The irony of excess freedom according to Japanese living
Why structure is important to do what you want, when you want to
You need to live more kisoku tadashii!
When I was younger, my grandmother would often admonish me with this phrase whenever I visited her in Japan during the summers.
As I woke up at 11am, with my bed, hair, and room a mess, with no plans for the day and nothing proper to eat in the fridge, I thought that summer breaks were supposed to be like this. What is wrong with an unstructured day? It was freeing and fun, to wake up without an alarm and without any responsibilities for the day.
But it was around a few hours later, when I was still in my pajamas and I realized that I hadn’t done anything besides staring at my Nintendo DS playing video games, that the value of my grandmother’s words would settle in. Maybe having a bit of structure in my day wouldn’t be too bad.
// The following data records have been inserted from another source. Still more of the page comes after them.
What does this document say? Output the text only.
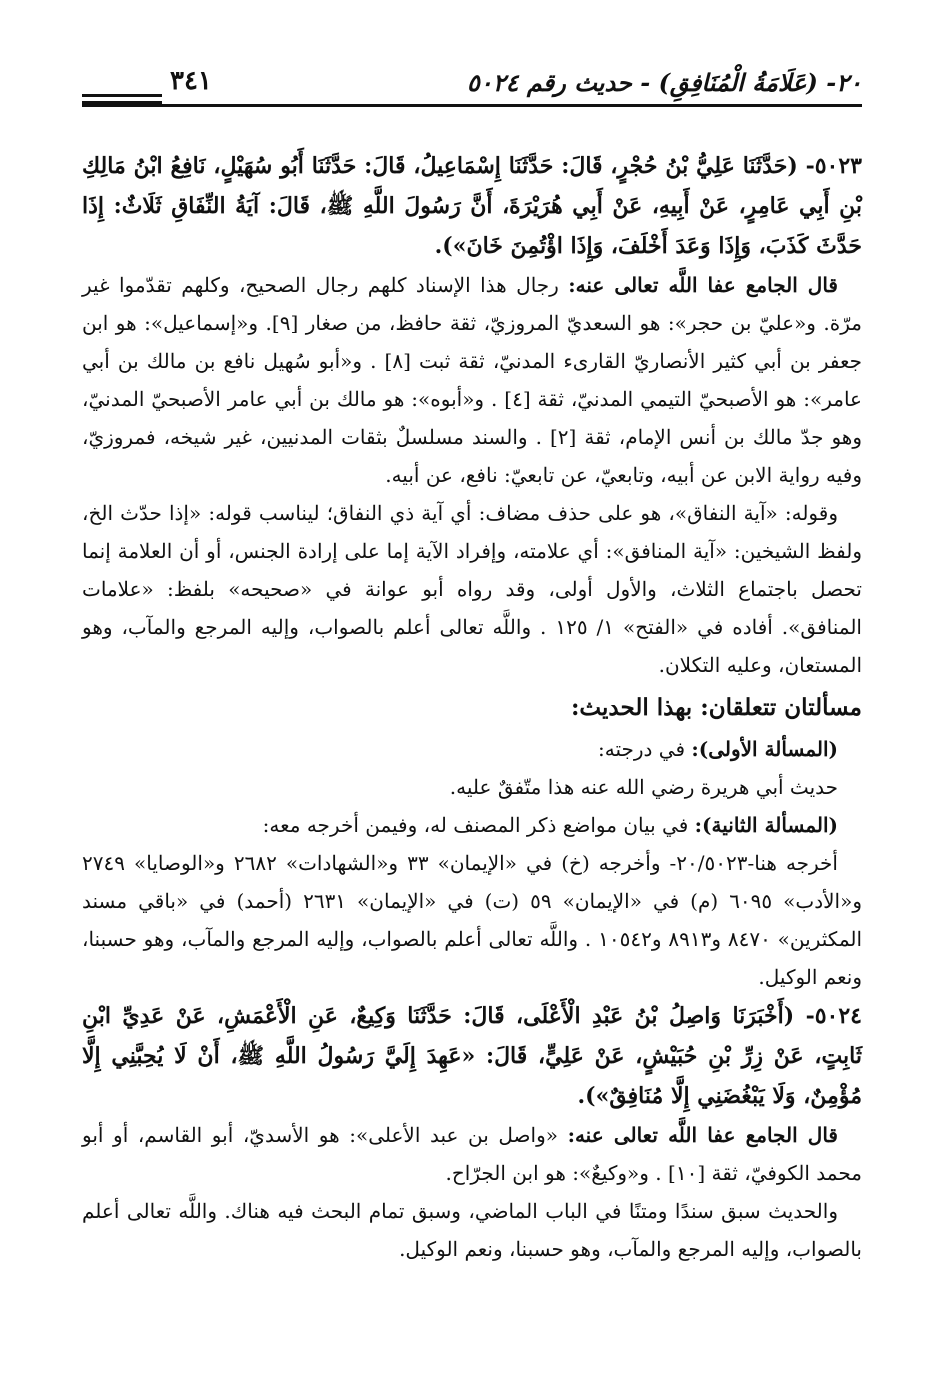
٢٠- (عَلَامَةُ الْمُنَافِقِ) - حديث رقم ٥٠٢٤
٣٤١

٥٠٢٣- (حَدَّثَنَا عَلِيُّ بْنُ حُجْرٍ، قَالَ: حَدَّثَنَا إِسْمَاعِيلُ، قَالَ: حَدَّثَنَا أَبُو سُهَيْلٍ، نَافِعُ ابْنُ مَالِكِ بْنِ أَبِي عَامِرٍ، عَنْ أَبِيهِ، عَنْ أَبِي هُرَيْرَةَ، أَنَّ رَسُولَ اللَّهِ ﷺ، قَالَ: آيَةُ النِّفَاقِ ثَلَاثٌ: إِذَا حَدَّثَ كَذَبَ، وَإِذَا وَعَدَ أَخْلَفَ، وَإِذَا اؤْتُمِنَ خَانَ»).

قال الجامع عفا اللَّه تعالى عنه: رجال هذا الإسناد كلهم رجال الصحيح، وكلهم تقدّموا غير مرّة. و«عليّ بن حجر»: هو السعديّ المروزيّ، ثقة حافظ، من صغار [٩]. و«إسماعيل»: هو ابن جعفر بن أبي كثير الأنصاريّ القارىء المدنيّ، ثقة ثبت [٨] . و«أبو سُهيل نافع بن مالك بن أبي عامر»: هو الأصبحيّ التيمي المدنيّ، ثقة [٤] . و«أبوه»: هو مالك بن أبي عامر الأصبحيّ المدنيّ، وهو جدّ مالك بن أنس الإمام، ثقة [٢] . والسند مسلسلٌ بثقات المدنيين، غير شيخه، فمروزيّ، وفيه رواية الابن عن أبيه، وتابعيّ، عن تابعيّ: نافع، عن أبيه.

وقوله: «آية النفاق»، هو على حذف مضاف: أي آية ذي النفاق؛ ليناسب قوله: «إذا حدّث الخ، ولفظ الشيخين: «آية المنافق»: أي علامته، وإفراد الآية إما على إرادة الجنس، أو أن العلامة إنما تحصل باجتماع الثلاث، والأول أولى، وقد رواه أبو عوانة في «صحيحه» بلفظ: «علامات المنافق». أفاده في «الفتح» ١/ ١٢٥ . واللَّه تعالى أعلم بالصواب، وإليه المرجع والمآب، وهو المستعان، وعليه التكلان.

مسألتان تتعلقان: بهذا الحديث:

(المسألة الأولى): في درجته:

حديث أبي هريرة رضي الله عنه هذا متّفقٌ عليه.

(المسألة الثانية): في بيان مواضع ذكر المصنف له، وفيمن أخرجه معه:

أخرجه هنا-٢٠/٥٠٢٣- وأخرجه (خ) في «الإيمان» ٣٣ و«الشهادات» ٢٦٨٢ و«الوصايا» ٢٧٤٩ و«الأدب» ٦٠٩٥ (م) في «الإيمان» ٥٩ (ت) في «الإيمان» ٢٦٣١ (أحمد) في «باقي مسند المكثرين» ٨٤٧٠ و٨٩١٣ و١٠٥٤٢ . واللَّه تعالى أعلم بالصواب، وإليه المرجع والمآب، وهو حسبنا، ونعم الوكيل.

٥٠٢٤- (أَخْبَرَنَا وَاصِلُ بْنُ عَبْدِ الْأَعْلَى، قَالَ: حَدَّثَنَا وَكِيعٌ، عَنِ الْأَعْمَشِ، عَنْ عَدِيِّ ابْنِ ثَابِتٍ، عَنْ زِرِّ بْنِ حُبَيْشٍ، عَنْ عَلِيٍّ، قَالَ: «عَهِدَ إِلَيَّ رَسُولُ اللَّهِ ﷺ، أَنْ لَا يُحِبَّنِي إِلَّا مُؤْمِنٌ، وَلَا يَبْغُضَنِي إِلَّا مُنَافِقٌ»).

قال الجامع عفا اللَّه تعالى عنه: «واصل بن عبد الأعلى»: هو الأسديّ، أبو القاسم، أو أبو محمد الكوفيّ، ثقة [١٠] . و«وكيعٌ»: هو ابن الجرّاح.

والحديث سبق سندًا ومتنًا في الباب الماضي، وسبق تمام البحث فيه هناك. واللَّه تعالى أعلم بالصواب، وإليه المرجع والمآب، وهو حسبنا، ونعم الوكيل.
The direct translation for kisoku tadashii is “correct rule”, but it’s a phrase that is often used to describe how people should live their everyday lives — in a structured or routine way.
Kisoku (規則): rule
Tadashii (正しい): correct
It’s not a very romantic way to describe living, and it’s certainly not how I would describe my ambitions when it comes to my ideal life. When people talk about their ideal lifestyle, they often use words like freedom, adventure, relaxing, and peace. We don’t really think about wanting a routine or a list of things to do every day.
We want to do what we want, when we want to. But the problem is, without any structure, it’s really hard to do exactly that.
Without structure, we end up forgetting what it is we wanted to do, or without any planning we are unable to make time for it. Without routine, we are unable to build towards our goals, and we find ourselves feeling lost. It’s very easy to become unhappy without these things.